Authors Alliance, joined by the Library Copyright Alliance and the American Association of University Professors, is petitioning the Copyright Office for a new three-year exemption to the Digital Millennium Copyright Act (“DMCA”) as part of the Copyright Office’s eighth triennial rulemaking process. If granted, our proposed exemption would allow researchers to bypass technical protection measures (“TPMs”) in order to conduct text and data mining research on literary works that are distributed electronically and motion pictures. Yesterday, Authors Alliance participated in public hearings hosted by the Copyright Office to consider the merits of the proposed exemption.
Text and data mining (“TDM”) refers to automated analytical techniques aimed at analyzing digital text and data in order to generate information that reveals patterns, trends, and correlations in that text or data. TDM has great potential to enable groundbreaking research and contribute to the commons of knowledge. As a highly transformative use of copyrighted works done for purposes of research and scholarship, TDM fits firmly within the ambit of fair use.
But TDM researchers are currently hindered by Section 1201 of the DMCA, which prohibits the circumvention of TPMs used by copyright owners to control access to their works. Section 1201 makes TDM research on texts and films time consuming and inefficient—and in some cases, impossible—working against the promotion of the progress of knowledge and the useful arts that copyright law has been designed to incentivize.
At yesterday’s hearing, the clinical team from the Samuelson Law, Technology & Public Policy Clinic at UC Berkeley Law School representing Authors Alliance testified about the details of the exemption and its immense value for TDM researchers. The team explained how section 1201 prevents those researchers from creating the corpora of works they need to discover new insights from text and data mining, interfering with their ability to generate new copyrighted works that add to our cultural understanding and advance human knowledge.

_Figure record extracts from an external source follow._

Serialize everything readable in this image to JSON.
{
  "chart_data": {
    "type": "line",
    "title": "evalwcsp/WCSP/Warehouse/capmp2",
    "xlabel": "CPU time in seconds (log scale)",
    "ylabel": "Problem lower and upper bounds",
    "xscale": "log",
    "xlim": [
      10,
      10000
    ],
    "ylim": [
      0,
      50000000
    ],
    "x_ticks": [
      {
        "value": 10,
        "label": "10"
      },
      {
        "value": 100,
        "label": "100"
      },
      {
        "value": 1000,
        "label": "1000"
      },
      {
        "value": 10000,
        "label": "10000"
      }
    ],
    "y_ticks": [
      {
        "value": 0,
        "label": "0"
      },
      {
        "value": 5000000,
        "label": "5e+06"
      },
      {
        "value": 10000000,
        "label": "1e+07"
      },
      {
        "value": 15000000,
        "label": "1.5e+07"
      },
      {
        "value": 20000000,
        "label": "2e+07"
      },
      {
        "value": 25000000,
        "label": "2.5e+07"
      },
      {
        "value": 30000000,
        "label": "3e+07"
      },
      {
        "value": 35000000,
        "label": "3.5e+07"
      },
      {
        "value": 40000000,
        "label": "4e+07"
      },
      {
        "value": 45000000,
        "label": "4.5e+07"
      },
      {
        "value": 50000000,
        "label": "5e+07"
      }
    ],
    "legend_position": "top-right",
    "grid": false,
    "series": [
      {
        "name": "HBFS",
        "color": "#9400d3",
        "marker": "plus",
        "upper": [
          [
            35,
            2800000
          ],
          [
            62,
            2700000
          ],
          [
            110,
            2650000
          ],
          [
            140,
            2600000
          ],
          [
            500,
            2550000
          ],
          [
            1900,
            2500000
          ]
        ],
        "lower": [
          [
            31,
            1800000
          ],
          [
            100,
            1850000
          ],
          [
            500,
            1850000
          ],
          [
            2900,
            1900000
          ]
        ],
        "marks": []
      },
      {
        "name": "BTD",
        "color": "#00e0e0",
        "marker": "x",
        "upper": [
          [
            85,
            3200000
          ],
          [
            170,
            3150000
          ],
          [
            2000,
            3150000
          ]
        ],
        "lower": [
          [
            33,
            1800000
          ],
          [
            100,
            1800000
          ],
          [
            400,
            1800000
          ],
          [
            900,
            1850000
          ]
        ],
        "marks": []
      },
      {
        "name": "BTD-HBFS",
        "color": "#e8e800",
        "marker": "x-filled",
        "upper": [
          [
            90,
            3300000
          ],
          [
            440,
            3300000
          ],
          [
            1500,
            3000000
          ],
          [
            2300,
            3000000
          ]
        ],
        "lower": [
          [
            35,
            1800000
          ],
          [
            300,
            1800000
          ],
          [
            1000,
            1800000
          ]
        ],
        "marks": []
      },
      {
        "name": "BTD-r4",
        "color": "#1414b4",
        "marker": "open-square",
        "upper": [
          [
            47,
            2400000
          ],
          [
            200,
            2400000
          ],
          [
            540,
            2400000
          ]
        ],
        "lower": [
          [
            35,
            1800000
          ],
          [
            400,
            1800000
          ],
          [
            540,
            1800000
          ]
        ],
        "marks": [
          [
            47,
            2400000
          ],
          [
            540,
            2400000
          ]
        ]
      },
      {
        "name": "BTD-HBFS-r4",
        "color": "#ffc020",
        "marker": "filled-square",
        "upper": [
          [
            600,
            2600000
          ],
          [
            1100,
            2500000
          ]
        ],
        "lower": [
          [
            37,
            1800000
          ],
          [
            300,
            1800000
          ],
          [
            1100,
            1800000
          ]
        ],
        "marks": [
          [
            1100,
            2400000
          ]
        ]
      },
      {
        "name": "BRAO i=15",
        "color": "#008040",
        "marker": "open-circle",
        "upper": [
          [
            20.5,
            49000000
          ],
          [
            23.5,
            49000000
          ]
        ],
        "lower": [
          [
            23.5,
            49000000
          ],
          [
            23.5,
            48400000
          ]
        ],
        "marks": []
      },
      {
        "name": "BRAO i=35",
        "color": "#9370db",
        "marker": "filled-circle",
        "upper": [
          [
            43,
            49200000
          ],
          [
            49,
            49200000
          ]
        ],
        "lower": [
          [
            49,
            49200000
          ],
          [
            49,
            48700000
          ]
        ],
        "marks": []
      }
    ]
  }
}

Specifically, clinic students, Ziyad Alghamdi, Tait Anderson, and Erin Moore, and clinical supervisor, Professor Erik Stallman, shared how section 1201’s prohibitions chill new research and hinder the progress of knowledge in at least three ways: 1) forcing researchers to limit datasets in a way that makes their findings less illuminating than they would otherwise be, 2) causing researchers to artificially constrain research to public domain texts, and 3) leading researchers to abandon potential TDM projects altogether.
Opponents of the exemption testifying in the hearing—representing publishers, the software industry, and content licensing organizations— raised concerns about whether TDM was fair use under copyright law, whether the proposed security measures for the TDM corpora were sufficient to allay their security concerns, and whether alternatives like pre-assembled TDM corpora would be adequate for TDM researchers.
Regarding fair use, Erin Moore testified that relevant case law firmly establishes TDM as a fair use, and that the fact that the use could have been officially licensed by the copyright holder does not mean the use is not a fair one. Moore also emphasized the noncommercial and educational nature of the uses TDM researchers seek to make under this exemption, classic features of fair use. To address opponents’ security concerns, Tait Anderson explained that “reasonable security measures” as used in our petition was concrete enough to require researchers to take precautions to prevent against public dissemination and unauthorized sharing, while not being overly prescriptive in order to accommodate a wide range of TDM projects with different levels of sensitivity in the underlying data. On the topic of existing alternatives to the TDM corpora the TDM researchers seek to compile, Ziyad Alghamdi highlighted the limitations of commercial TDM databases like Hathitrust, which are both limited in the scope of works they contain and how TDM research can be conducted using these works. TDM researchers are seeking this exemption in part because these databases are costly, difficult to use, and incomplete for answering research questions about contemporary literary works and films.
Other topics discussed during the lively hearing included whether the proposed exemption should align with similar carve outs for TDM research in Europe and Japan, how sharing corpora with affiliated researchers for peer review purposes might work, and how and whether literary works and films should be analyzed differently for the purposes of the exemption. The Librarian of Congress is expected to issue a final decision on the proposed exemption in October 2021. We will keep our members and readers apprised of any updates on our proposed exemption as the process moves forward. We’re grateful to law students from the Samuelson Law, Technology & Public Policy Clinic at UC Berkeley Law School for their work supporting our petition for this new exemption.